Tryouts authorization / Waiver of liability
I, the parent, or legal guardian of the named player above, authorize FFA Academy to evaluate my child soccer skills during a practice. I hereby agree that I will be fully responsible for and hold French Football Academy as well as their officers, directors, and agents (collectively, the “Released Parties”) harmless, Indemnify, and defend the organization for any damages, including injuries to my child which may arise as a result of picking them up from this soccer activity.
I, the parent or legal guardian of the named player above, acknowledge that I am completely aware of the inherent risks associated with soccer, and herby waive, release and discharge FFA Academy as well as their officers, directors, and agents (collectively, the “Released Parties”), from any and all liability and responsibility in the event that my child become injured in any way during our participation in soccer events or activities associated with the Released Parties. I further state that I take full responsibility for any injury that may occur as a result of my or player’s participation, and that I will not hold the Released Parties responsible for any aggravation or preexisting injuries prior to or during my child’s participation in any soccer events or activities associated with the Released Parties. If the participants has a chronic medical condition such as diabetes, seizure disorder, severe allergies or mental health disorder there might be special requirements that are applicable for the athlete to attend to FFA Academy’s programs. In that case, please refrain from registering online and contact us at info@fffacademy.com to register.

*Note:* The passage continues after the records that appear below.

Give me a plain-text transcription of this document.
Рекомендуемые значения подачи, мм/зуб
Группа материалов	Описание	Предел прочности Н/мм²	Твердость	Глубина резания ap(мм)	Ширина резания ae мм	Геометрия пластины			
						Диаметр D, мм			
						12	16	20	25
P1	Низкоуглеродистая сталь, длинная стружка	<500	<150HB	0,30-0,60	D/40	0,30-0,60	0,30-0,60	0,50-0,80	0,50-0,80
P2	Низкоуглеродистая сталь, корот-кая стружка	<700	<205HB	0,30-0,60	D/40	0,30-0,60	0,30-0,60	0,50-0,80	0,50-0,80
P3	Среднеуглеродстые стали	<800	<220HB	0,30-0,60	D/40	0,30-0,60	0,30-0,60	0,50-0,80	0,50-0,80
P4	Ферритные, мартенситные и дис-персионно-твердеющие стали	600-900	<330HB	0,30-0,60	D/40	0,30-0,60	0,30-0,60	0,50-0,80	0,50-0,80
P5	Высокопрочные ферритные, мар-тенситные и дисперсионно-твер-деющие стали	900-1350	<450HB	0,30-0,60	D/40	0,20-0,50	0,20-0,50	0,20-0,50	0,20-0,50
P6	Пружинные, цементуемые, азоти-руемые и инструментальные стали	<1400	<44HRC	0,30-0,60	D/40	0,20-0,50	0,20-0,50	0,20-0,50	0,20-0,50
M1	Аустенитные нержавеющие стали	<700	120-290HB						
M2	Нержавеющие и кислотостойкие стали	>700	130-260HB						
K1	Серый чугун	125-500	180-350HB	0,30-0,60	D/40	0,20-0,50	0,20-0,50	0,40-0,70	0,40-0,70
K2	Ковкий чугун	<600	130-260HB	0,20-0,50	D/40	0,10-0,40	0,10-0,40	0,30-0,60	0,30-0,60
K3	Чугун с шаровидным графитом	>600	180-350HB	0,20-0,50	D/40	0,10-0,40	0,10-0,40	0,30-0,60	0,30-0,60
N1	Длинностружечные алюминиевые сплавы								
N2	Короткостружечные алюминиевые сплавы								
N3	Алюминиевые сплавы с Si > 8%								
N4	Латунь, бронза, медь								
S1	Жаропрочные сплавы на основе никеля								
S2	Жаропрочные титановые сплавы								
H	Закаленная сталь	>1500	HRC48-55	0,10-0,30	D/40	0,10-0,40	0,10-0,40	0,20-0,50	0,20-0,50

I, the parent, or legal guardian of the named player above, authorize FFA Academy their volunteers or representatives to act as my agent(s) to consent to medical, surgical, or dental examination and/or treatment at a hospital or other health facility in an emergency where I can not be reached. I verify the named player above has no injury, or other conditions, which would affect his/her ability to participate, or that I have advised in writing this organization of that condition, including my physician’s name, and confirm the ability of the named player below to participate regardless. I agree and certify that I have read the terms above.